By Nathan Perl-Rosenthal

As historians of the age of revolution, each of us tells a bit of a single master tale, about the story of modern politics’ emergence.  Each of us narrates, in our own way, the death of an Old Regime and the New Regime rising to replace it.

During this time of political crisis, how we choose to tell the revolutionary story matters more than ever.  In this post and two that follow, I argue for self-consciousness about our narrative role and make a plea to my fellow scholars for a conscientious use of that power.  Decisions about how to plot the story of the revolutionary era are irreducibly political: the narrative choices we each make can help shape the way scholars and the public think about not only the genesis of modern politics but also the possibilities for political action in the present day.[1]

In the narrowest descriptive sense, plot denotes merely the main events of a literary work, presented as an interrelated sequence.[2] But as one distinguished literary theorist put it, plot is much more: it is “the very organizing line, the thread of design” of a story.  It is, if you will, the logic of the narrative.[3] Plot in this sense is a feature of all historical writing.  Even when it is written in a non-narrative mode, history tells an emplotted story of change over time.[4] This is doubly true for historians of the age of revolution, with our attention fixed on a period of radical transformation.

Narrative theorists since Aristotle have argued that the vast diversity of narrative plots can be sorted into a relatively small number of plot families or types.  Each of these families brings together plots with key features in common.  They have given their names to familiar narrative genres: comedy, tragedy, romance, epic, etc.

Each type of plot charts an emotional arc that helps it teach a particular lesson to its audience.  Tragedy, Aristotle argued, is intended to inspire “fear and pity.”  These feelings, by leading the audience to an emotional “catharsis,” were supposed to help them become better citizens. By contrast, comedy, as Northrop Frye argued, is intended to create feelings of contentment while offering a critique of existing society.[5] The plot of a romance depicts the happy triumph of an idealized world over forces of darkness and disorder.  In its classic form, such as in the Arthurian tales, romances affirmed the legitimacy of the established order.

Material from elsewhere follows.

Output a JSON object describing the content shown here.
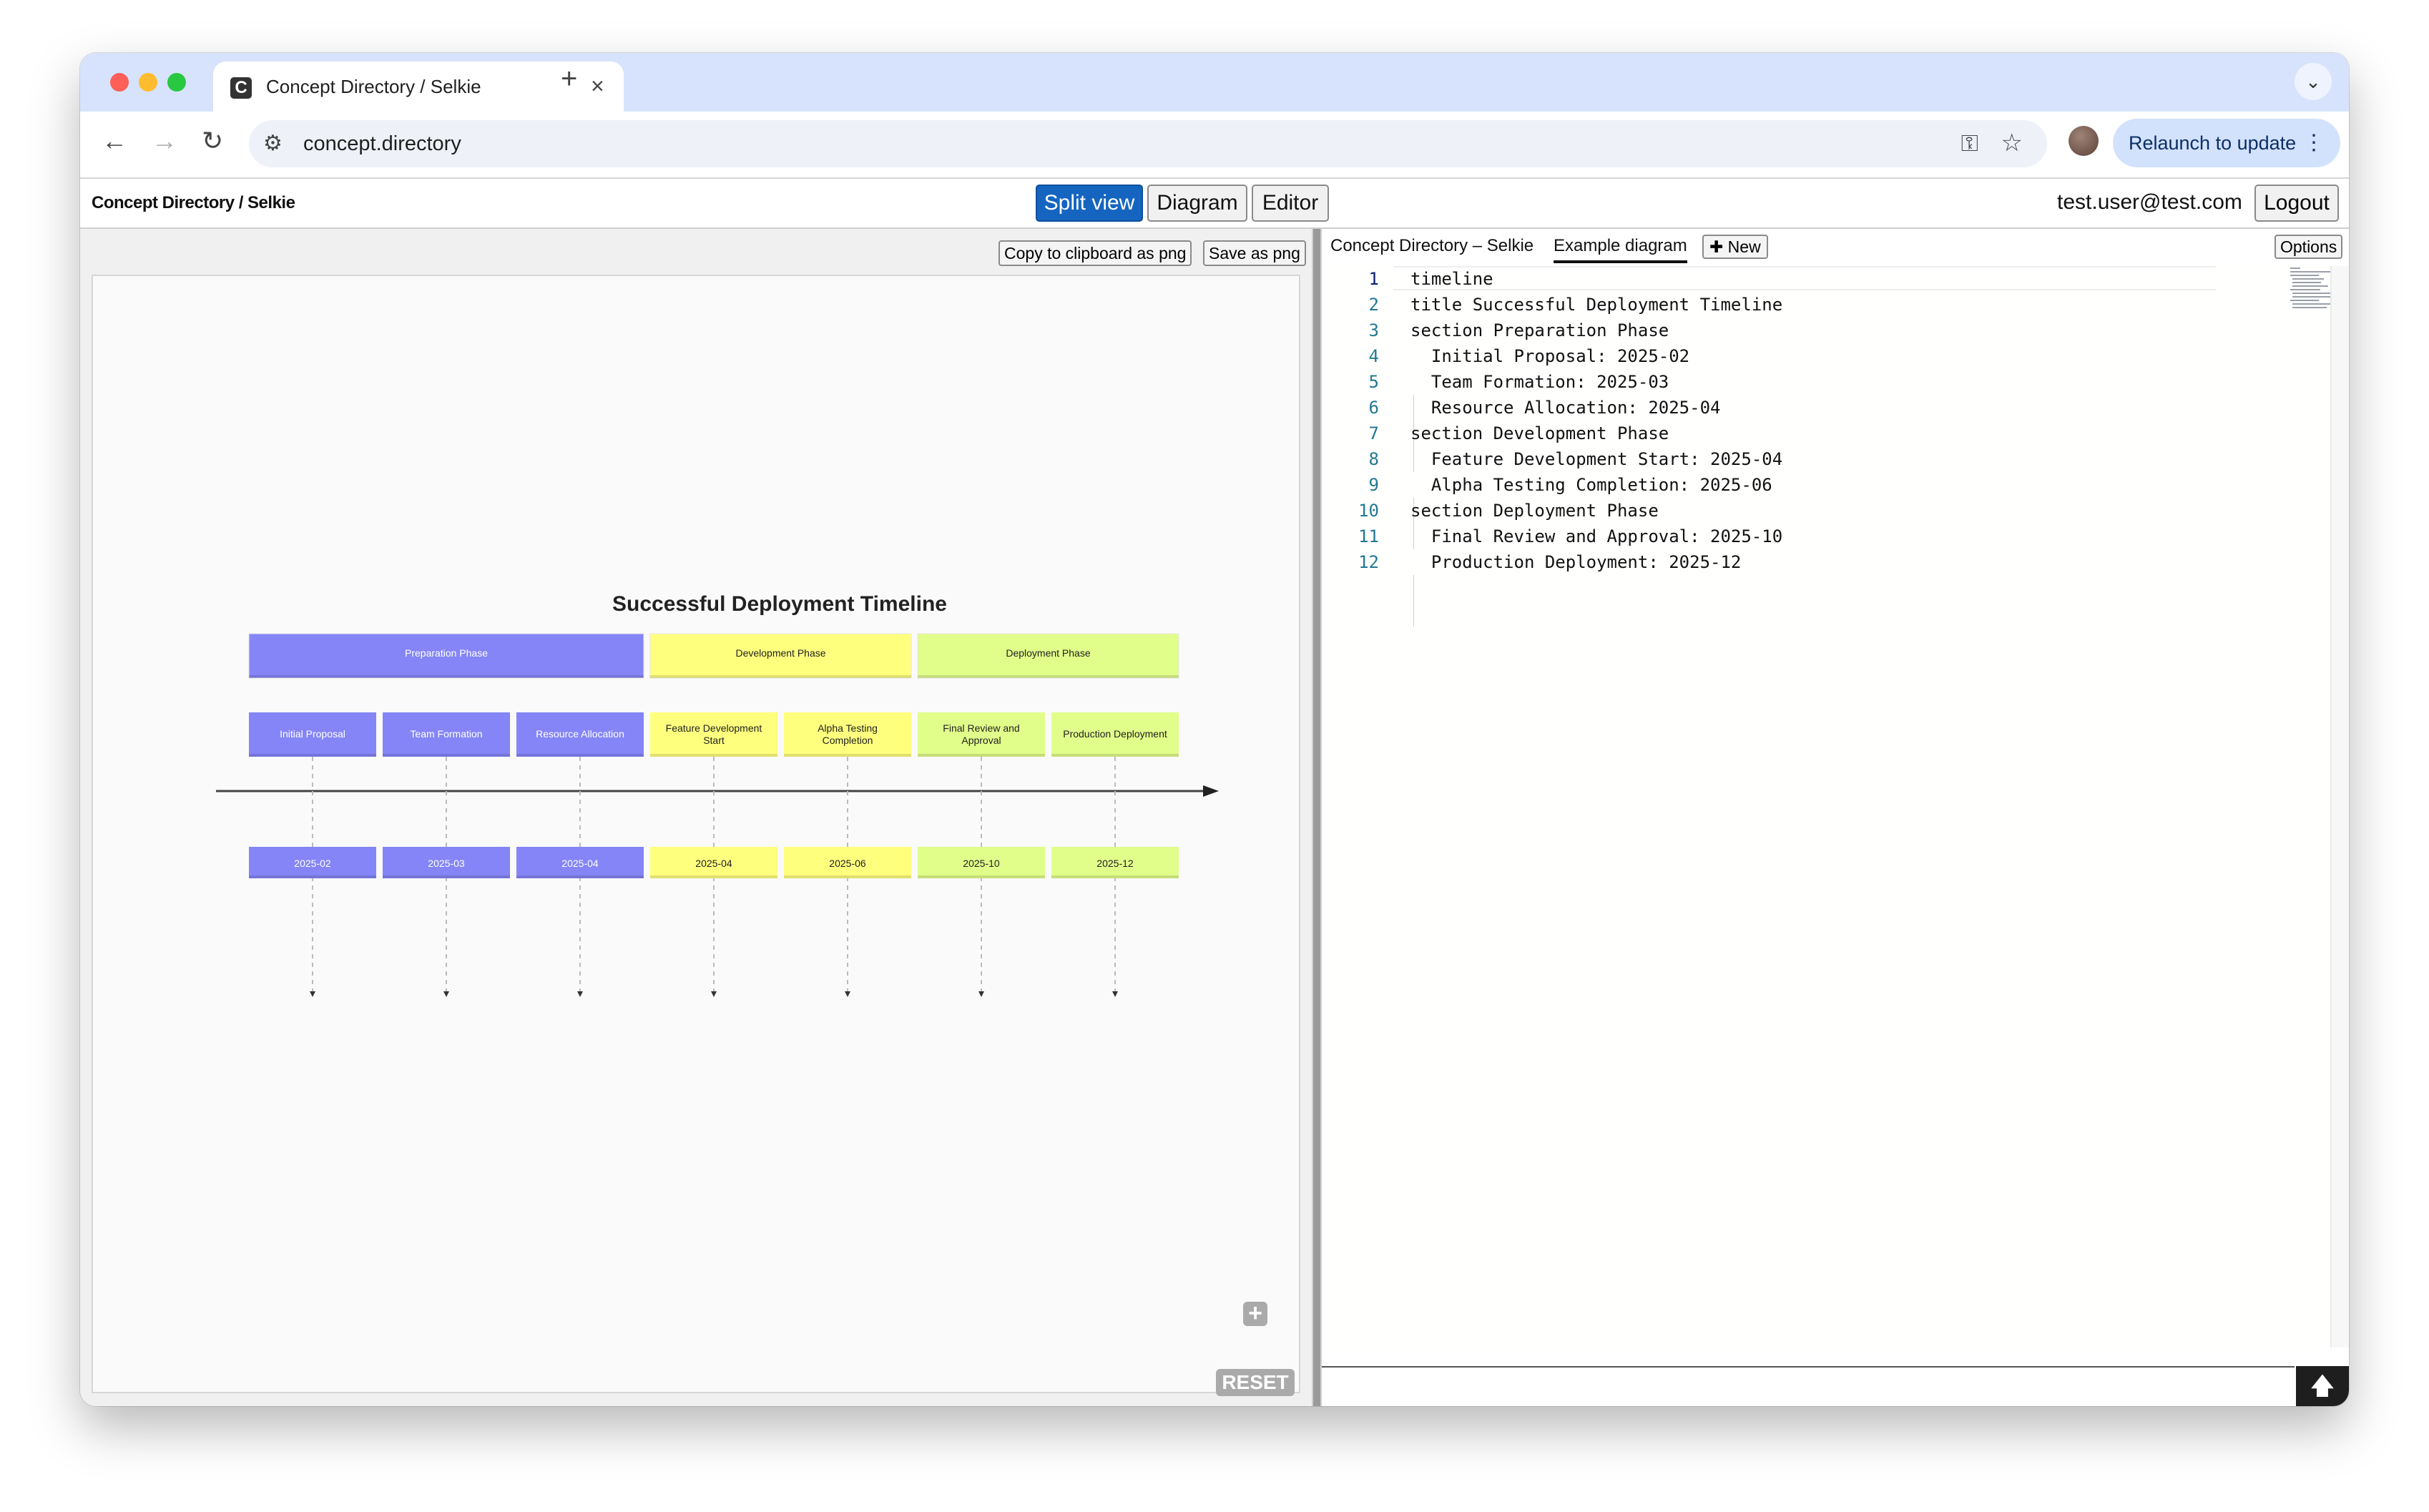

Historians impart plot to their writings as surely as the authors of fiction do.  But there is at least this difference between the fabulist and the historian: unlike the artist, who imposes a plot structure on a fictional scenario or a universal figure, the historian emplots real people in the past.  This imposes a powerful ethical obligation to be sure that our plots do not do violence to the people of the past, that they neither erase nor betray them.

Historians of the age of revolution shoulder a further burden—an obligation to the present—in choosing plots.  The field’s central claim is that it tells the story of how society and politics came to be what they are today.  How we emplot the age of revolution thus leads to claims not just about people in the past but about the character of modern politics and how we should understand the rise of the nation and the state.

The next post (coming out Wednesday, Jan 11) will examine, through a few examples, how scholars choose a plot and the significance of those plots in shaping the works’ emotional arcs and the lessons they teach about revolutionary politics.

(For the second post, click here.) (Part three is here.)

Nathan Perl-Rosenthal is Assistant Professor of History and Spatial Sciences at the University of Southern California.  His first book was Citizen Sailors: Becoming American in the Age of Revolution.  He is currently working on a cultural history of the age of revolution, circa 1760 to 1820s.

Title imageGillaume Guillon Lethière, La patrie en danger, 1799.


[1] See Sarah Knott’s essay on “Narrating the Age of Revolution” in the January 2016, issue of the William and Mary Quarterly.  In focusing on narrative, I am revisiting some of the ground that Hayden White covered in his classic 1973 study, Metahistory.  One further inspiration for these posts is Keith Baker and Dan Edelstein’s recent book, Scripting Revolution: A Historical Approach to the Comparative Study of Revolution (Stanford, 2015).

[2] One can specify that a plot is constituted by causal relationships among these events, for which see E.M. Forster, “Story and Plot,” in Narrative Dynamics: Essays on Time, Plot, Closure, and Frames, ed. Brian Richardson (Columbus: Ohio University Press, 2002), 71.

[3] Peter Brooks, Reading for the Plot: Design and Intention in Narrative (New York: Knopf, 1984).

[4] On the emplotted nature of most modern historical writings, see most recently Maya Jasanoff, “The Great Trap for All Americans,” New York Review of Books, 13 October 2016, 39.

[5] Aristotle, Poetics, part IX and Northrop Frye, Anatomy of Criticism (Princeton, NJ: Princeton University Press, 1957), 162-163.